L’impossible abandon des moteurs thermiques traditionnels
Les autorités affirment qu’une transition totale vers le parc électrique s’avère totalement impossible pour assurer l’ensemble des missions de sécurité publique. Ainsi, la conservation des motorisations classiques à combustion demeure obligatoire pour faire face aux situations complexes et aux longues poursuites. Le présidium d’Aalen refuse de s’enfermer dans une seule technologie exclusive et vise l’acquisition de 70 véhicules propres d’ici fin 2026.
La police autoroutière de Pforzheim (Sud-Ouest du pays) évalue de son côté un Audi Q6 e-tron performant pour sécuriser les axes rapides à grande vitesse. L’officier Ali Öczan salue le confort général de l’habitacle, le grand coffre et l’excellente tenue de route lors des pointes à 200 kilomètres par heure. Le crossover de pointe valide pour l’instant les attentes de la brigade sans montrer de faiblesse majeure au niveau de sa réserve de batterie.

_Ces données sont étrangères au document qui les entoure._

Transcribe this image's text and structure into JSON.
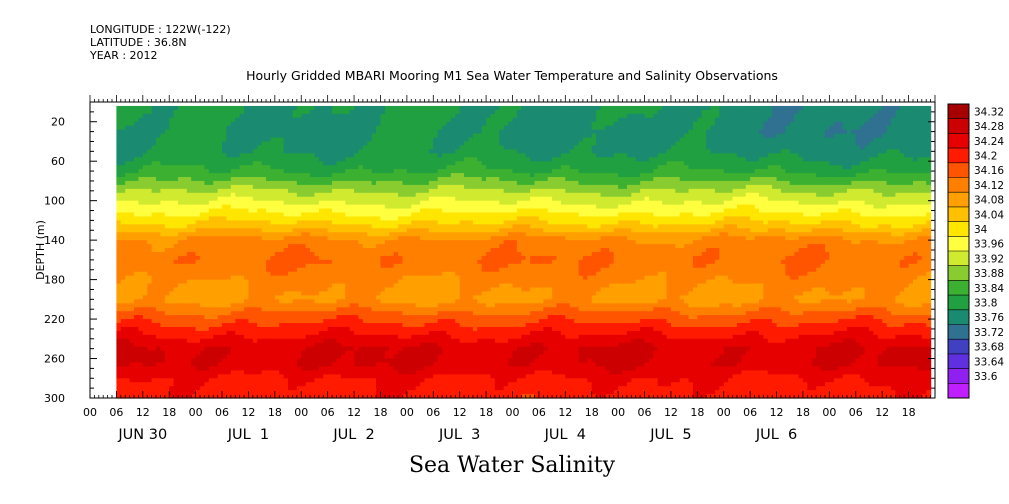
{
  "header": {
    "longitude": "LONGITUDE : 122W(-122)",
    "latitude": "LATITUDE : 36.8N",
    "year": "YEAR : 2012"
  },
  "chart_data": {
    "type": "heatmap",
    "title": "Hourly Gridded MBARI Mooring M1 Sea Water Temperature and Salinity Observations",
    "bottom_title": "Sea Water Salinity",
    "ylabel": "DEPTH (m)",
    "y_range": [
      0,
      300
    ],
    "y_ticks": [
      20,
      60,
      100,
      140,
      180,
      220,
      260,
      300
    ],
    "x_hour_ticks": [
      "00",
      "06",
      "12",
      "18",
      "00",
      "06",
      "12",
      "18",
      "00",
      "06",
      "12",
      "18",
      "00",
      "06",
      "12",
      "18",
      "00",
      "06",
      "12",
      "18",
      "00",
      "06",
      "12",
      "18",
      "00",
      "06",
      "12",
      "18",
      "00",
      "06",
      "12",
      "18"
    ],
    "x_day_labels": [
      "JUN 30",
      "JUL  1",
      "JUL  2",
      "JUL  3",
      "JUL  4",
      "JUL  5",
      "JUL  6"
    ],
    "data_start_hour": 6,
    "data_end_hour": 191,
    "colorbar": {
      "levels": [
        34.32,
        34.28,
        34.24,
        34.2,
        34.16,
        34.12,
        34.08,
        34.04,
        34,
        33.96,
        33.92,
        33.88,
        33.84,
        33.8,
        33.76,
        33.72,
        33.68,
        33.64,
        33.6
      ],
      "colors": [
        "#a60000",
        "#cc0000",
        "#e60000",
        "#ff1a00",
        "#ff5500",
        "#ff8000",
        "#ffa000",
        "#ffc000",
        "#ffe600",
        "#ffff40",
        "#d0ea30",
        "#88cc30",
        "#3cb030",
        "#20a040",
        "#1a8a70",
        "#307090",
        "#4040c0",
        "#6030e0",
        "#9020f0",
        "#c020ff"
      ]
    },
    "depth_profile": [
      {
        "depth": 10,
        "value": 33.8
      },
      {
        "depth": 30,
        "value": 33.79
      },
      {
        "depth": 50,
        "value": 33.8
      },
      {
        "depth": 70,
        "value": 33.84
      },
      {
        "depth": 90,
        "value": 33.92
      },
      {
        "depth": 110,
        "value": 33.99
      },
      {
        "depth": 125,
        "value": 34.05
      },
      {
        "depth": 140,
        "value": 34.13
      },
      {
        "depth": 160,
        "value": 34.16
      },
      {
        "depth": 180,
        "value": 34.13
      },
      {
        "depth": 200,
        "value": 34.11
      },
      {
        "depth": 215,
        "value": 34.17
      },
      {
        "depth": 230,
        "value": 34.22
      },
      {
        "depth": 250,
        "value": 34.28
      },
      {
        "depth": 265,
        "value": 34.28
      },
      {
        "depth": 280,
        "value": 34.24
      },
      {
        "depth": 300,
        "value": 34.22
      }
    ]
  }
}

Le développement global dépend du déploiement d’un système de recharge rapide avec batterie tampon testé depuis le début de l’année 2026. Néanmoins, le ministère de Stuttgart signale des blocages liés aux budgets et au manque de personnel qualifié dans la gestion du réseau. L’intégration de bornes capables de récupérer 150 à 200 kilomètres d’autonomie en dix minutes nécessite de lourds travaux électriques. La construction de stations de transformation spécifiques entraîne des dépenses lourdes, souvent de l’ordre de plusieurs centaines de milliers d’euros par site de police. Le président Rainer Möller souligne l’obligation de sécuriser l’alimentation générale pour éviter que l’éclairage des commissariats ne s’éteigne pendant le ravitaillement. L’effet de récupération d’énergie au freinage permet tout de même à ce responsable d’augmenter son autonomie en descendant les collines de sa commune située à 582 mètres d’altitude.